Mixpeek processes PDF (digital and scanned), DOCX, PPTX, XLSX, images (JPEG, PNG, WebP, TIFF), CSV, JSON, XML, and HTML. Documents are automatically detected and routed to the appropriate extraction pipeline based on their format and structure.
How does Mixpeek handle scanned documents and images of text?
Scanned documents and images are processed through OCR models that extract text with high accuracy across 100+ languages. Layout analysis identifies document structure -- headers, paragraphs, tables, and figures -- preserving the reading order and spatial relationships that give context to the extracted text.
Can Mixpeek extract tables from PDFs?
Yes. The document processing pipeline includes table detection and extraction models that identify tabular structures within documents and extract cell values with preserved row and column relationships. The output includes both the raw table data and structural metadata that enables downstream processing and querying.
How does semantic search work on documents?
After text and structure are extracted, the content is embedded into vector representations using language models. These embeddings capture the meaning of the content, not just keywords. You can then search across your entire document corpus using natural language queries, finding relevant passages even when they use different terminology than your search terms.

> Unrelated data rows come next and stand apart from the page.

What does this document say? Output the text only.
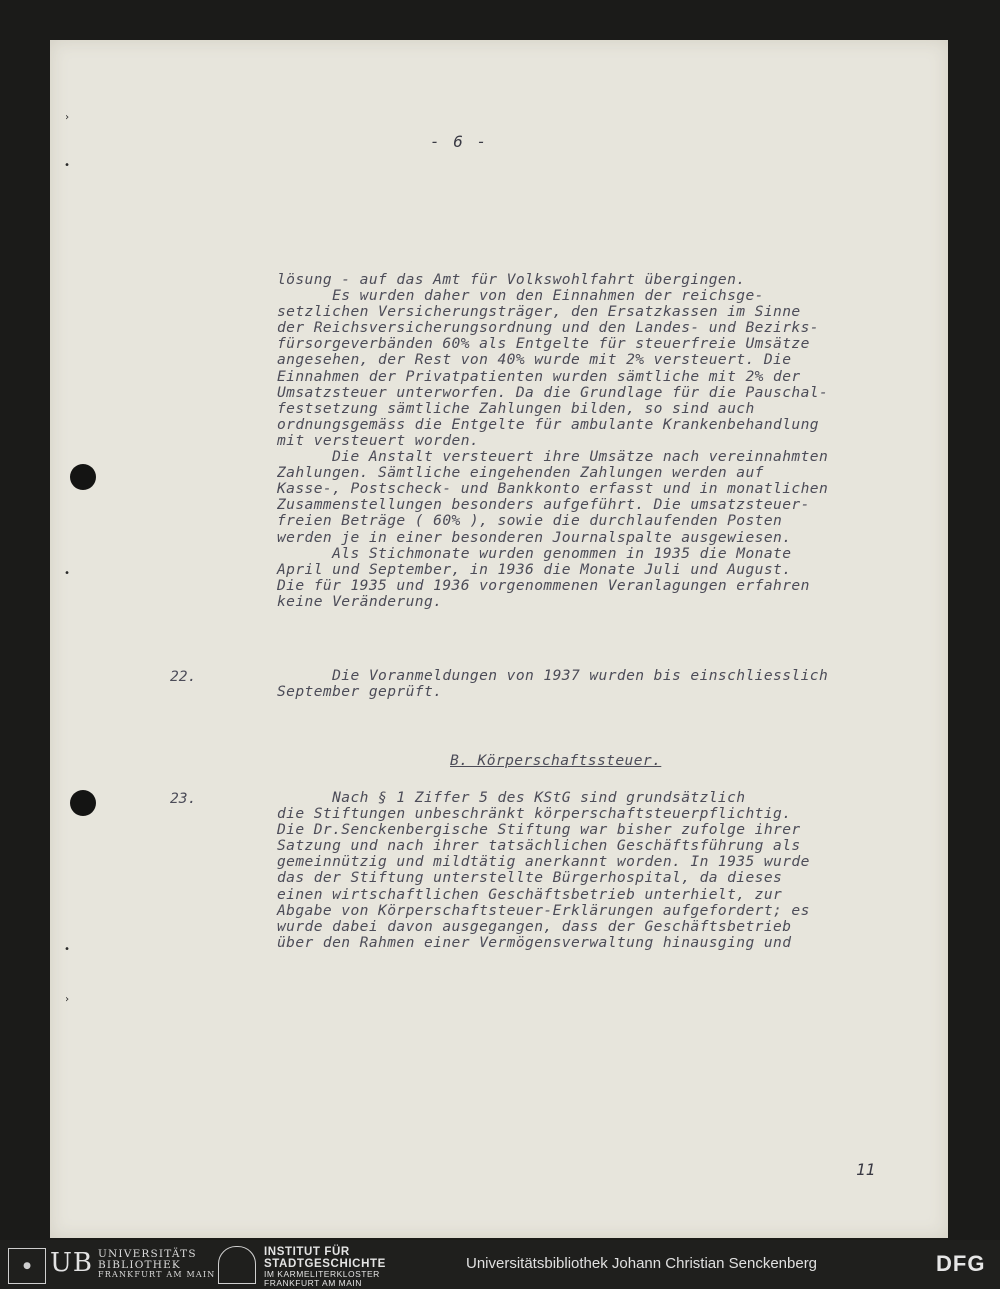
›
•
•
•
›
- 6 -
lösung - auf das Amt für Volkswohlfahrt übergingen.
Es wurden daher von den Einnahmen der reichsge-
setzlichen Versicherungsträger, den Ersatzkassen im Sinne
der Reichsversicherungsordnung und den Landes- und Bezirks-
fürsorgeverbänden 60% als Entgelte für steuerfreie Umsätze
angesehen, der Rest von 40% wurde mit 2% versteuert. Die
Einnahmen der Privatpatienten wurden sämtliche mit 2% der
Umsatzsteuer unterworfen. Da die Grundlage für die Pauschal-
festsetzung sämtliche Zahlungen bilden, so sind auch
ordnungsgemäss die Entgelte für ambulante Krankenbehandlung
mit versteuert worden.
Die Anstalt versteuert ihre Umsätze nach vereinnahmten
Zahlungen. Sämtliche eingehenden Zahlungen werden auf
Kasse-, Postscheck- und Bankkonto erfasst und in monatlichen
Zusammenstellungen besonders aufgeführt. Die umsatzsteuer-
freien Beträge ( 60% ), sowie die durchlaufenden Posten
werden je in einer besonderen Journalspalte ausgewiesen.
Als Stichmonate wurden genommen in 1935 die Monate
April und September, in 1936 die Monate Juli und August.
Die für 1935 und 1936 vorgenommenen Veranlagungen erfahren
keine Veränderung.
22.	Die Voranmeldungen von 1937 wurden bis einschliesslich
September geprüft.
B. Körperschaftssteuer.
23.	Nach § 1 Ziffer 5 des KStG sind grundsätzlich
die Stiftungen unbeschränkt körperschaftsteuerpflichtig.
Die Dr.Senckenbergische Stiftung war bisher zufolge ihrer
Satzung und nach ihrer tatsächlichen Geschäftsführung als
gemeinnützig und mildtätig anerkannt worden. In 1935 wurde
das der Stiftung unterstellte Bürgerhospital, da dieses
einen wirtschaftlichen Geschäftsbetrieb unterhielt, zur
Abgabe von Körperschaftsteuer-Erklärungen aufgefordert; es
wurde dabei davon ausgegangen, dass der Geschäftsbetrieb
über den Rahmen einer Vermögensverwaltung hinausging und
11
● UB UNIVERSITÄTS
BIBLIOTHEK
FRANKFURT AM MAIN
INSTITUT FÜR
STADTGESCHICHTE
IM KARMELITERKLOSTER
FRANKFURT AM MAIN
Universitätsbibliothek Johann Christian Senckenberg	DFG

What is the processing latency for documents?
Processing time depends on document complexity, page count, and configured extractors. A typical single-page PDF processes in 1-3 seconds including OCR, layout analysis, and embedding generation. Multi-page documents are processed in parallel across pages. Batch processing of large document collections is distributed across workers for high throughput.
Can I process documents in languages other than English?
Yes. The OCR and text extraction models support over 100 languages. Embedding models are available for multilingual content, enabling semantic search across documents in any supported language. Language detection is automatic, so mixed-language document collections are handled without manual configuration.
How do I integrate document processing into my existing workflow?
Mixpeek provides a REST API for document upload and processing, an S3-compatible bucket trigger for automated processing of new documents, and webhooks for notification when processing completes. SDKs are available for Python and JavaScript. Documents can be uploaded individually or in batches.
Does Mixpeek preserve the original document layout?
Yes. The layout analysis stage identifies structural elements like headers, paragraphs, lists, tables, and figures along with their spatial coordinates and reading order. This structural metadata is stored alongside the extracted text, enabling applications that need to reconstruct the original document layout or reference specific regions.